The premise of many of these programs was that the elderly largely were poor. And at one time this was a valid assumption.
- In 1959, the poverty rate among those over age 65 was 35.2 percent versus 22.4 percent for the population as a whole.
- By 1998, the poverty rate among the elderly had fallen very sharply to just 10.5 percent and was well below the 12.7 percent rate for the nation.
A key reason for the improved economic condition of the elderly is that their Social Security benefits are fully indexed to inflation -- overindexed, according to Sen. Pat Moynihan (D-N. Y.), owing to the Consumer Price Index's overstatement of inflation. Since 1970, the average Social Security benefit has risen 6.6 times, while the average wage has risen only 3.7 times.
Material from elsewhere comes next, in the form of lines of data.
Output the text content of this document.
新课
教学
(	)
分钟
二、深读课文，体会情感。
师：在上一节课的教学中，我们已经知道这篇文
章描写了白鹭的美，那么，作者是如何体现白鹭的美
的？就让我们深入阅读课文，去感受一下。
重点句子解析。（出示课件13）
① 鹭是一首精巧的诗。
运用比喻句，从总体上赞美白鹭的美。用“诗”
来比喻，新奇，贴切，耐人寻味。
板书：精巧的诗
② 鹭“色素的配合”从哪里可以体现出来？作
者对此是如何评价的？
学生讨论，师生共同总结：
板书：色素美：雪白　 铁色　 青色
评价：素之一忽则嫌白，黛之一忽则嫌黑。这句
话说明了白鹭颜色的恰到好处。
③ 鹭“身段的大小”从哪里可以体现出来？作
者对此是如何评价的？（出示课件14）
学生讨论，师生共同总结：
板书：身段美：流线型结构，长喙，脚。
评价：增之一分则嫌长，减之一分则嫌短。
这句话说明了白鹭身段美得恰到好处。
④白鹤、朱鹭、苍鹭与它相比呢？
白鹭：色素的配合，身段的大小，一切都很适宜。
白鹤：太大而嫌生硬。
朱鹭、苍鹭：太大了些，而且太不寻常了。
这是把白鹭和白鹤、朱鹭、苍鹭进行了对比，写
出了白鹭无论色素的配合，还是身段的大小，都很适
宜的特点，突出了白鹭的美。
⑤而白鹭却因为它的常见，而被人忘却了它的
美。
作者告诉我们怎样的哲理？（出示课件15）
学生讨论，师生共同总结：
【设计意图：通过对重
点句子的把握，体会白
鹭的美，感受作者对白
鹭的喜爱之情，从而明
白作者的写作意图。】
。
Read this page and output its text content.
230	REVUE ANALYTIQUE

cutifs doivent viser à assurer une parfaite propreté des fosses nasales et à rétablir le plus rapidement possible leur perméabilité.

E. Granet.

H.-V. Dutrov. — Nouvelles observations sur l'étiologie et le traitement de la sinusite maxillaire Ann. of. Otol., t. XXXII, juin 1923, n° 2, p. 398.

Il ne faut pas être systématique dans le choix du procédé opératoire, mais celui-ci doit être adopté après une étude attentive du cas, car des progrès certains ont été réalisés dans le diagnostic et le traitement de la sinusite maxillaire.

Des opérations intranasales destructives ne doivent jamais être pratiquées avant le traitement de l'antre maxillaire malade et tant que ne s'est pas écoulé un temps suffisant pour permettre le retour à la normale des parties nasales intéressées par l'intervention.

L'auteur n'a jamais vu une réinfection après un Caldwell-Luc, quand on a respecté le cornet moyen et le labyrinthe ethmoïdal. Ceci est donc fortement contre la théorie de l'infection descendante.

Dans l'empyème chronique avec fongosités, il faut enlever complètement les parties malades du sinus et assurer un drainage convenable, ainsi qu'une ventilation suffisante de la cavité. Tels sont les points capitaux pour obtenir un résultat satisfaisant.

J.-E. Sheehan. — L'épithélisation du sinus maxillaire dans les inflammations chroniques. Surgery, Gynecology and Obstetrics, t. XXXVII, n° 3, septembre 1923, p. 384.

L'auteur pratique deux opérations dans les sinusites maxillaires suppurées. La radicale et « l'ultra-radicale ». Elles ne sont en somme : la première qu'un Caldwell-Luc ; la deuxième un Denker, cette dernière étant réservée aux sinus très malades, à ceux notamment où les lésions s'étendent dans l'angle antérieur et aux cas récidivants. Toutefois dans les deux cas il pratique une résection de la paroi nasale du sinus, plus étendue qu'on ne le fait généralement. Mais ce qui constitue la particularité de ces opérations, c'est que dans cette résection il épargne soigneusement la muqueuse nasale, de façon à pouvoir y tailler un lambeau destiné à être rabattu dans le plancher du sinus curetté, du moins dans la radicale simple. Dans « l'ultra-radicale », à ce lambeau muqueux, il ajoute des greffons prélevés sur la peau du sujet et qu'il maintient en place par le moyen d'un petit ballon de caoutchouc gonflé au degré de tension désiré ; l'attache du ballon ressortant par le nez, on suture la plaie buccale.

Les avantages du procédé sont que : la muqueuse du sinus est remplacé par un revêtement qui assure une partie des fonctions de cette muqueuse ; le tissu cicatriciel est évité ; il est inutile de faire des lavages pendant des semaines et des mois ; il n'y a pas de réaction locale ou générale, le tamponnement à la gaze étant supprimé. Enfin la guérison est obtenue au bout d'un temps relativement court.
Also, the elderly have gained disproportionately from the rise in the stock market. The elderly and near-elderly owned more stock at the beginning of the stock market boom than younger workers struggling to pay off college loans and going further into debt for cars, homes and children.
- According to the Federal Reserve, between 1989 and 1998, families headed by those aged 65 to 74 saw the biggest rise in net worth of any age group.
- Median net worth rose from $97,100 to $146,500 (in 1998 dollars) for this group.
- Almost all those younger actually saw their net worth fall.
Historically, rising incomes and wealth have tended to make people more sympathetic to the Republican Party's message of low taxes, fiscal prudence, a strong national defense and free markets. And the elderly are no exception. As their economic situation has improved, their politics have moved rightward.